Tanto um, como o outro prometem abrir o apetite! E tirar a barriga de misérias depois de tantos tiros ao lado no registo da comédia.


UM AZAR DO CARAÇAS
De Judd Apatow (2007)

* * * *
Por que é que esta comédia funciona? Tem humor escatológico, caras pouco conhecidas, brinca com o tema sensível da gravidez e não inova ao nível das relações humanas. A verdade é que, embora não inovando, UM AZAR DO CARAÇAS inverte as coordenadas da comédia romântica e possibilita um toque realista e algo desconexo do amor e de outros sentimentos adjacentes.

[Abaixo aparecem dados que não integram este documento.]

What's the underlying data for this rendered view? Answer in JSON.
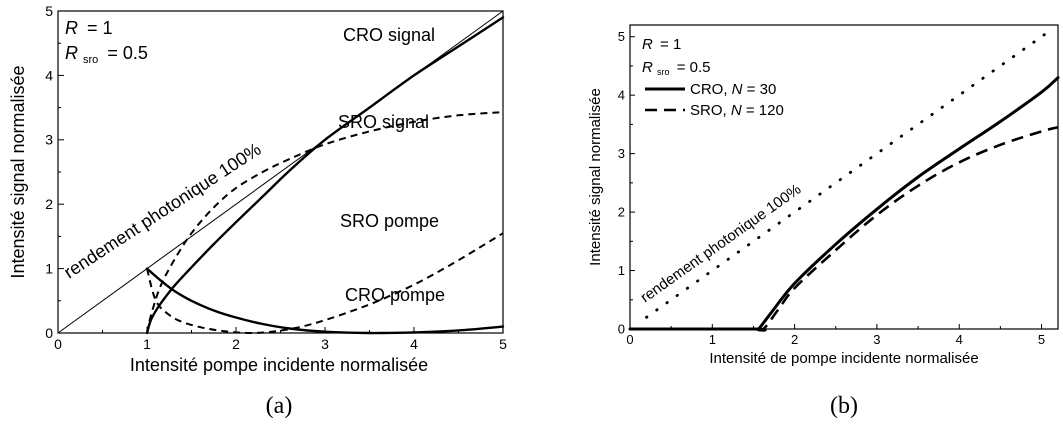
{
  "chart_data": [
    {
      "type": "line",
      "panel_label": "(a)",
      "xlabel": "Intensité pompe incidente normalisée",
      "ylabel": "Intensité signal normalisée",
      "xlim": [
        0,
        5
      ],
      "ylim": [
        0,
        5
      ],
      "x_ticks": [
        "0",
        "1",
        "2",
        "3",
        "4",
        "5"
      ],
      "y_ticks": [
        "0",
        "1",
        "2",
        "3",
        "4",
        "5"
      ],
      "params": {
        "R_label": "R",
        "R_value": "= 1",
        "Rsro_main": "R",
        "Rsro_sub": "sro",
        "Rsro_value": "= 0.5"
      },
      "annotations": {
        "cro_signal": "CRO signal",
        "sro_signal": "SRO signal",
        "sro_pompe": "SRO pompe",
        "cro_pompe": "CRO pompe",
        "rendement": "rendement photonique 100%"
      },
      "series": [
        {
          "id": "rendement",
          "style": "thin",
          "x": [
            0,
            5
          ],
          "y": [
            0,
            5
          ]
        },
        {
          "id": "cro_signal",
          "style": "solid",
          "x": [
            1.0,
            1.05,
            1.15,
            1.3,
            1.5,
            1.75,
            2.0,
            2.3,
            2.6,
            3.0,
            3.5,
            4.0,
            4.5,
            5.0
          ],
          "y": [
            0.0,
            0.22,
            0.45,
            0.72,
            1.02,
            1.38,
            1.72,
            2.12,
            2.52,
            3.0,
            3.5,
            4.0,
            4.45,
            4.9
          ]
        },
        {
          "id": "sro_signal",
          "style": "dashed",
          "x": [
            1.0,
            1.05,
            1.15,
            1.3,
            1.5,
            1.75,
            2.0,
            2.3,
            2.6,
            3.0,
            3.5,
            4.0,
            4.5,
            5.0
          ],
          "y": [
            0.0,
            0.3,
            0.72,
            1.12,
            1.55,
            1.95,
            2.25,
            2.5,
            2.7,
            2.93,
            3.13,
            3.28,
            3.38,
            3.43
          ]
        },
        {
          "id": "cro_pompe",
          "style": "solid",
          "x": [
            1.0,
            1.15,
            1.3,
            1.5,
            1.75,
            2.0,
            2.3,
            2.6,
            3.0,
            3.5,
            4.0,
            4.5,
            5.0
          ],
          "y": [
            1.0,
            0.82,
            0.66,
            0.5,
            0.35,
            0.24,
            0.14,
            0.07,
            0.02,
            0.0,
            0.01,
            0.04,
            0.1
          ]
        },
        {
          "id": "sro_pompe",
          "style": "dashed",
          "x": [
            1.0,
            1.1,
            1.25,
            1.4,
            1.6,
            1.8,
            2.0,
            2.2,
            2.4,
            2.6,
            2.8,
            3.0,
            3.3,
            3.6,
            4.0,
            4.4,
            4.8,
            5.0
          ],
          "y": [
            1.0,
            0.5,
            0.28,
            0.17,
            0.09,
            0.04,
            0.01,
            0.0,
            0.02,
            0.06,
            0.12,
            0.2,
            0.34,
            0.5,
            0.75,
            1.05,
            1.38,
            1.55
          ]
        }
      ]
    },
    {
      "type": "line",
      "panel_label": "(b)",
      "xlabel": "Intensité de pompe incidente normalisée",
      "ylabel": "Intensité signal normalisée",
      "xlim": [
        0,
        5.2
      ],
      "ylim": [
        0,
        5.2
      ],
      "x_ticks": [
        "0",
        "1",
        "2",
        "3",
        "4",
        "5"
      ],
      "y_ticks": [
        "0",
        "1",
        "2",
        "3",
        "4",
        "5"
      ],
      "params": {
        "R_label": "R",
        "R_value": "= 1",
        "Rsro_main": "R",
        "Rsro_sub": "sro",
        "Rsro_value": "= 0.5"
      },
      "legend": [
        {
          "prefix": "CRO, ",
          "var": "N",
          "suffix": " = 30",
          "style": "solid"
        },
        {
          "prefix": "SRO, ",
          "var": "N",
          "suffix": " = 120",
          "style": "dashed"
        }
      ],
      "annotations": {
        "rendement": "rendement photonique 100%"
      },
      "series": [
        {
          "id": "rendement",
          "style": "dotted",
          "x": [
            0.2,
            5.1
          ],
          "y": [
            0.2,
            5.1
          ]
        },
        {
          "id": "cro",
          "name": "CRO, N = 30",
          "style": "solid",
          "x": [
            0,
            1.5,
            1.56,
            1.7,
            2.0,
            2.5,
            3.0,
            3.5,
            4.0,
            4.5,
            5.0,
            5.2
          ],
          "y": [
            0,
            0,
            0.0,
            0.25,
            0.78,
            1.45,
            2.05,
            2.6,
            3.08,
            3.55,
            4.05,
            4.3
          ]
        },
        {
          "id": "sro",
          "name": "SRO, N = 120",
          "style": "dashed",
          "x": [
            0,
            1.5,
            1.62,
            1.8,
            2.0,
            2.5,
            3.0,
            3.5,
            4.0,
            4.5,
            5.0,
            5.2
          ],
          "y": [
            0,
            0,
            0.0,
            0.33,
            0.7,
            1.35,
            1.95,
            2.45,
            2.85,
            3.15,
            3.38,
            3.45
          ]
        }
      ]
    }
  ]
}
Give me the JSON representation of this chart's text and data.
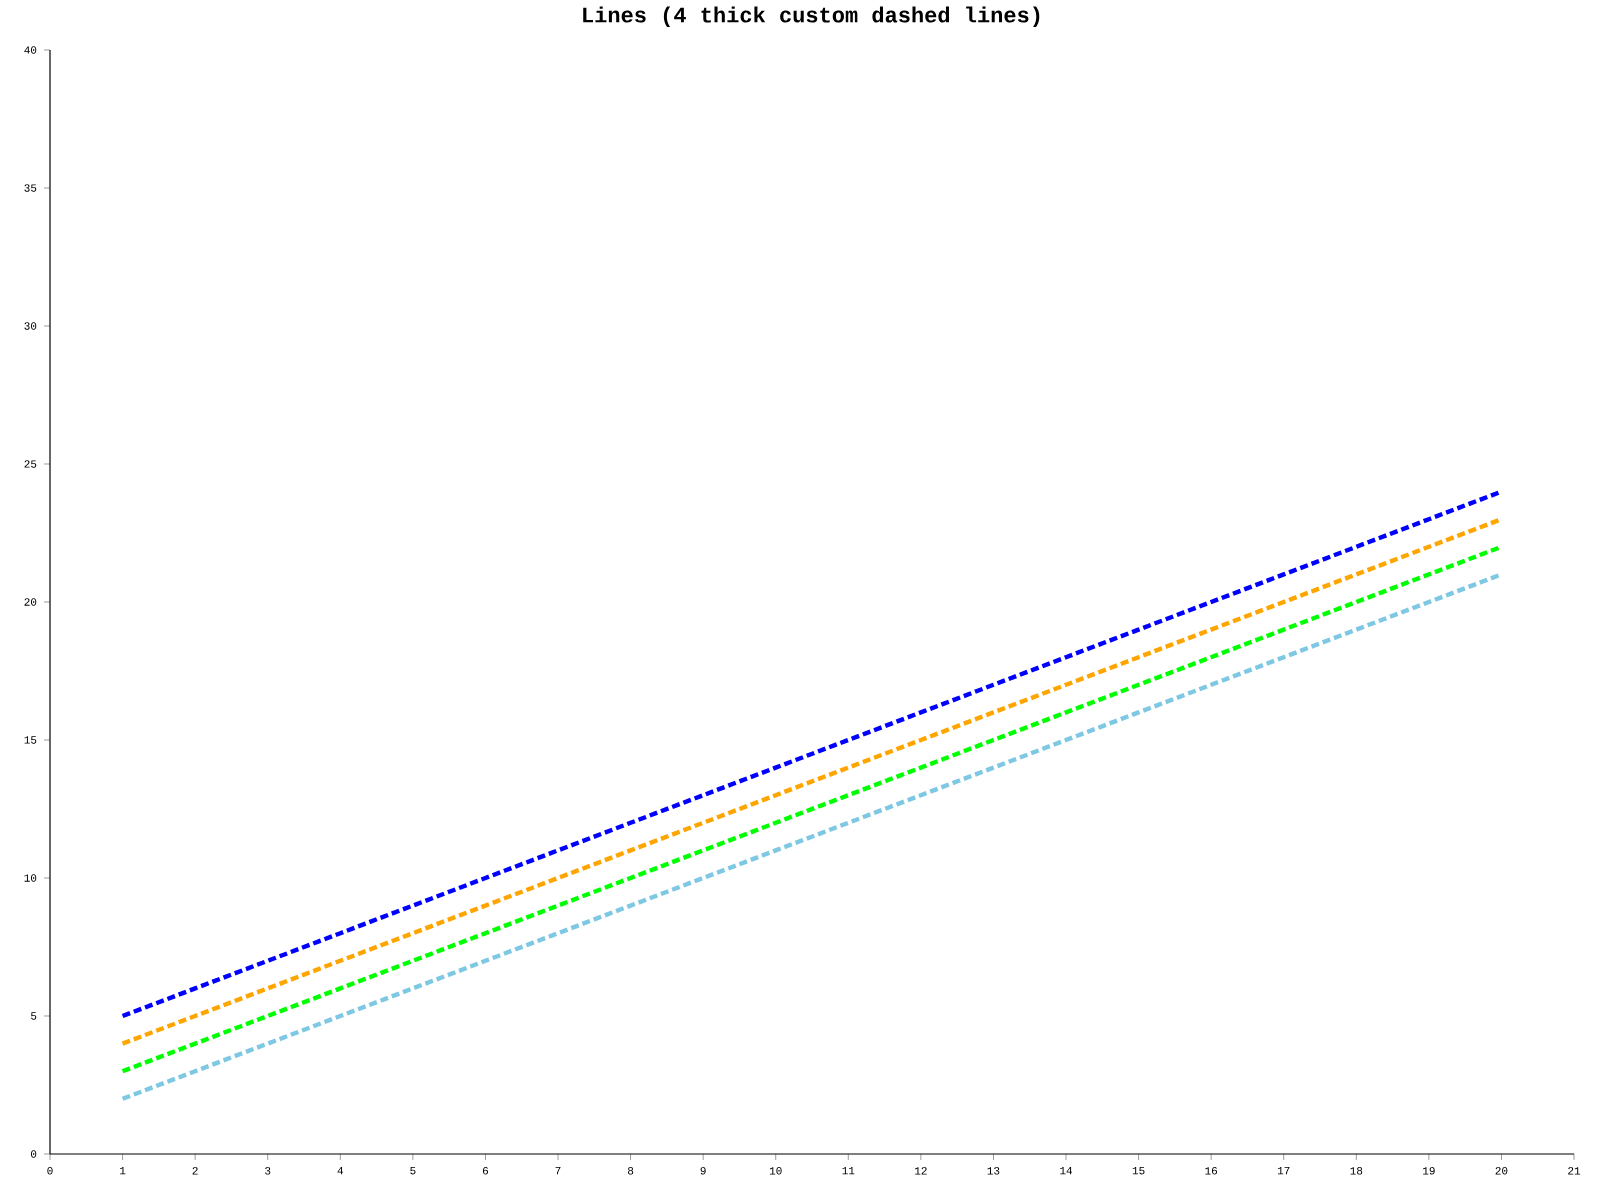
{
  "chart_data": {
    "type": "line",
    "title": "Lines (4 thick custom dashed lines)",
    "x": [
      1,
      2,
      3,
      4,
      5,
      6,
      7,
      8,
      9,
      10,
      11,
      12,
      13,
      14,
      15,
      16,
      17,
      18,
      19,
      20
    ],
    "series": [
      {
        "color": "#0000ff",
        "values": [
          5,
          6,
          7,
          8,
          9,
          10,
          11,
          12,
          13,
          14,
          15,
          16,
          17,
          18,
          19,
          20,
          21,
          22,
          23,
          24
        ]
      },
      {
        "color": "#ffa500",
        "values": [
          4,
          5,
          6,
          7,
          8,
          9,
          10,
          11,
          12,
          13,
          14,
          15,
          16,
          17,
          18,
          19,
          20,
          21,
          22,
          23
        ]
      },
      {
        "color": "#00ff00",
        "values": [
          3,
          4,
          5,
          6,
          7,
          8,
          9,
          10,
          11,
          12,
          13,
          14,
          15,
          16,
          17,
          18,
          19,
          20,
          21,
          22
        ]
      },
      {
        "color": "#7ec8e3",
        "values": [
          2,
          3,
          4,
          5,
          6,
          7,
          8,
          9,
          10,
          11,
          12,
          13,
          14,
          15,
          16,
          17,
          18,
          19,
          20,
          21
        ]
      }
    ],
    "xlim": [
      0,
      21
    ],
    "xticks": [
      0,
      1,
      2,
      3,
      4,
      5,
      6,
      7,
      8,
      9,
      10,
      11,
      12,
      13,
      14,
      15,
      16,
      17,
      18,
      19,
      20,
      21
    ],
    "ylim": [
      0,
      40
    ],
    "yticks": [
      0,
      5,
      10,
      15,
      20,
      25,
      30,
      35,
      40
    ],
    "grid": false,
    "marker": "none",
    "line_style": "dashed"
  }
}
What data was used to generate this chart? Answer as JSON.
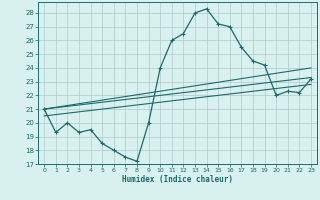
{
  "xlabel": "Humidex (Indice chaleur)",
  "xlim": [
    -0.5,
    23.5
  ],
  "ylim": [
    17,
    28.8
  ],
  "yticks": [
    17,
    18,
    19,
    20,
    21,
    22,
    23,
    24,
    25,
    26,
    27,
    28
  ],
  "xticks": [
    0,
    1,
    2,
    3,
    4,
    5,
    6,
    7,
    8,
    9,
    10,
    11,
    12,
    13,
    14,
    15,
    16,
    17,
    18,
    19,
    20,
    21,
    22,
    23
  ],
  "bg_color": "#d8f0ee",
  "line_color": "#1a6b6b",
  "grid_color": "#b0c8c8",
  "main_line": [
    21.0,
    19.3,
    20.0,
    19.3,
    19.5,
    18.5,
    18.0,
    17.5,
    17.2,
    20.0,
    24.0,
    26.0,
    26.5,
    28.0,
    28.3,
    27.2,
    27.0,
    25.5,
    24.5,
    24.2,
    22.0,
    22.3,
    22.2,
    23.2
  ],
  "reg_lines": [
    [
      [
        0,
        23
      ],
      [
        21.0,
        24.0
      ]
    ],
    [
      [
        0,
        23
      ],
      [
        21.0,
        23.3
      ]
    ],
    [
      [
        0,
        23
      ],
      [
        20.5,
        22.8
      ]
    ]
  ]
}
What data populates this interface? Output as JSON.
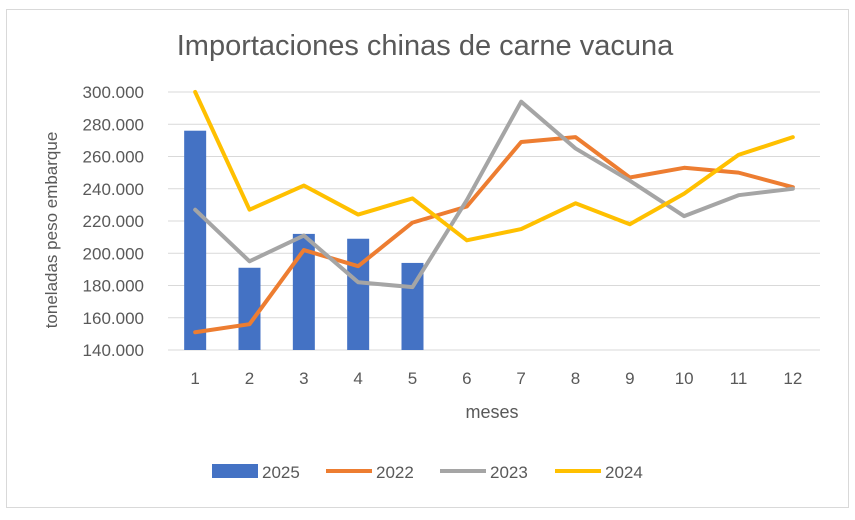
{
  "chart_data": {
    "type": "bar+line",
    "title": "Importaciones chinas de carne vacuna",
    "xlabel": "meses",
    "ylabel": "toneladas peso embarque",
    "categories": [
      "1",
      "2",
      "3",
      "4",
      "5",
      "6",
      "7",
      "8",
      "9",
      "10",
      "11",
      "12"
    ],
    "ylim": [
      140000,
      300000
    ],
    "yticks": [
      "140.000",
      "160.000",
      "180.000",
      "200.000",
      "220.000",
      "240.000",
      "260.000",
      "280.000",
      "300.000"
    ],
    "ytick_values": [
      140000,
      160000,
      180000,
      200000,
      220000,
      240000,
      260000,
      280000,
      300000
    ],
    "grid": true,
    "legend_position": "bottom",
    "series": [
      {
        "name": "2025",
        "type": "bar",
        "color": "#4472C4",
        "values": [
          276000,
          191000,
          212000,
          209000,
          194000,
          null,
          null,
          null,
          null,
          null,
          null,
          null
        ]
      },
      {
        "name": "2022",
        "type": "line",
        "color": "#ED7D31",
        "values": [
          151000,
          156000,
          202000,
          192000,
          219000,
          229000,
          269000,
          272000,
          247000,
          253000,
          250000,
          241000
        ]
      },
      {
        "name": "2023",
        "type": "line",
        "color": "#A5A5A5",
        "values": [
          227000,
          195000,
          211000,
          182000,
          179000,
          233000,
          294000,
          265000,
          245000,
          223000,
          236000,
          240000
        ]
      },
      {
        "name": "2024",
        "type": "line",
        "color": "#FFC000",
        "values": [
          300000,
          227000,
          242000,
          224000,
          234000,
          208000,
          215000,
          231000,
          218000,
          237000,
          261000,
          272000
        ]
      }
    ]
  }
}
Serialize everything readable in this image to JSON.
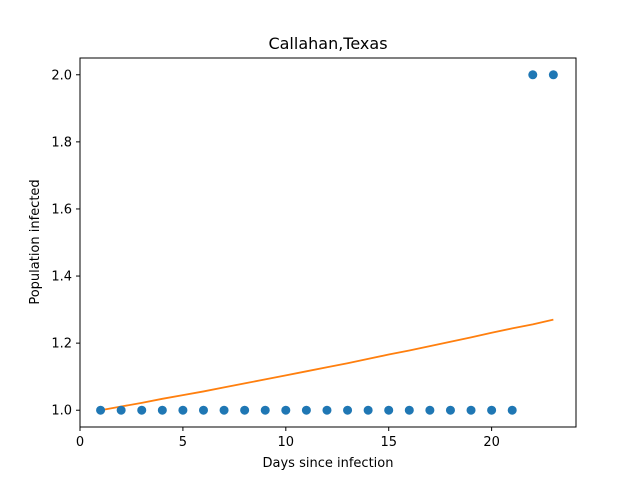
{
  "chart_data": {
    "type": "scatter",
    "title": "Callahan,Texas",
    "xlabel": "Days since infection",
    "ylabel": "Population infected",
    "xlim": [
      0,
      24.1
    ],
    "ylim": [
      0.95,
      2.05
    ],
    "xticks": [
      0,
      5,
      10,
      15,
      20
    ],
    "yticks": [
      1.0,
      1.2,
      1.4,
      1.6,
      1.8,
      2.0
    ],
    "xtick_labels": [
      "0",
      "5",
      "10",
      "15",
      "20"
    ],
    "ytick_labels": [
      "1.0",
      "1.2",
      "1.4",
      "1.6",
      "1.8",
      "2.0"
    ],
    "grid": false,
    "series": [
      {
        "kind": "scatter",
        "color": "#1f77b4",
        "x": [
          1,
          2,
          3,
          4,
          5,
          6,
          7,
          8,
          9,
          10,
          11,
          12,
          13,
          14,
          15,
          16,
          17,
          18,
          19,
          20,
          21,
          22,
          23
        ],
        "y": [
          1,
          1,
          1,
          1,
          1,
          1,
          1,
          1,
          1,
          1,
          1,
          1,
          1,
          1,
          1,
          1,
          1,
          1,
          1,
          1,
          1,
          2,
          2
        ]
      },
      {
        "kind": "line",
        "color": "#ff7f0e",
        "x": [
          1,
          2,
          3,
          4,
          5,
          6,
          7,
          8,
          9,
          10,
          11,
          12,
          13,
          14,
          15,
          16,
          17,
          18,
          19,
          20,
          21,
          22,
          23
        ],
        "y": [
          1.0,
          1.011,
          1.022,
          1.034,
          1.045,
          1.056,
          1.068,
          1.08,
          1.092,
          1.104,
          1.116,
          1.128,
          1.14,
          1.153,
          1.166,
          1.178,
          1.191,
          1.204,
          1.217,
          1.231,
          1.244,
          1.256,
          1.27
        ]
      }
    ]
  }
}
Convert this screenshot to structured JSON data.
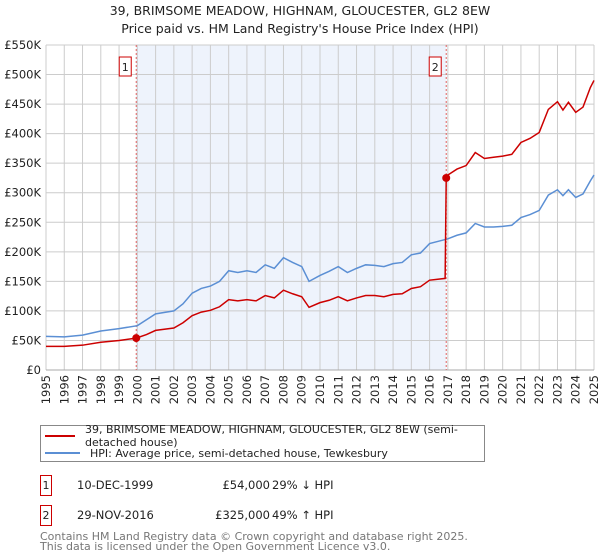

O par protagonista encaixa como uma luva e anda às turras com a vida real tal como nós. O resultado é genuinamente divertido e humanista, uma combinação em vias de extinção. A melhor comédia do ano!

SEM RESERVAS
De Scott Hicks (2007)

* * *
É um remake do filme Bela Marta (2001), mas funciona tal como funcionou, por exemplo, «The Departed - Entre Inimigos». Este drama que gira em torno de uma chef de cozinha que se vê a ser mãe à força e confrontada profissionalmente por um rebelde é uma espécie de «Ally McBeal» de avental ao peito ou um «Ratatui» em que quem percebe de iguarias é uma (ainda) charmosa Catherine Zeta-Jones. Com todos os ingredientes certos - até o cliché do amor contrariado funciona! - o filme quase que é enjoativo, mas termina na altura certa. Assim, é só um exercício simples e sensível onde se nota o dom do realizador de «Shine - Simplesmente Genial».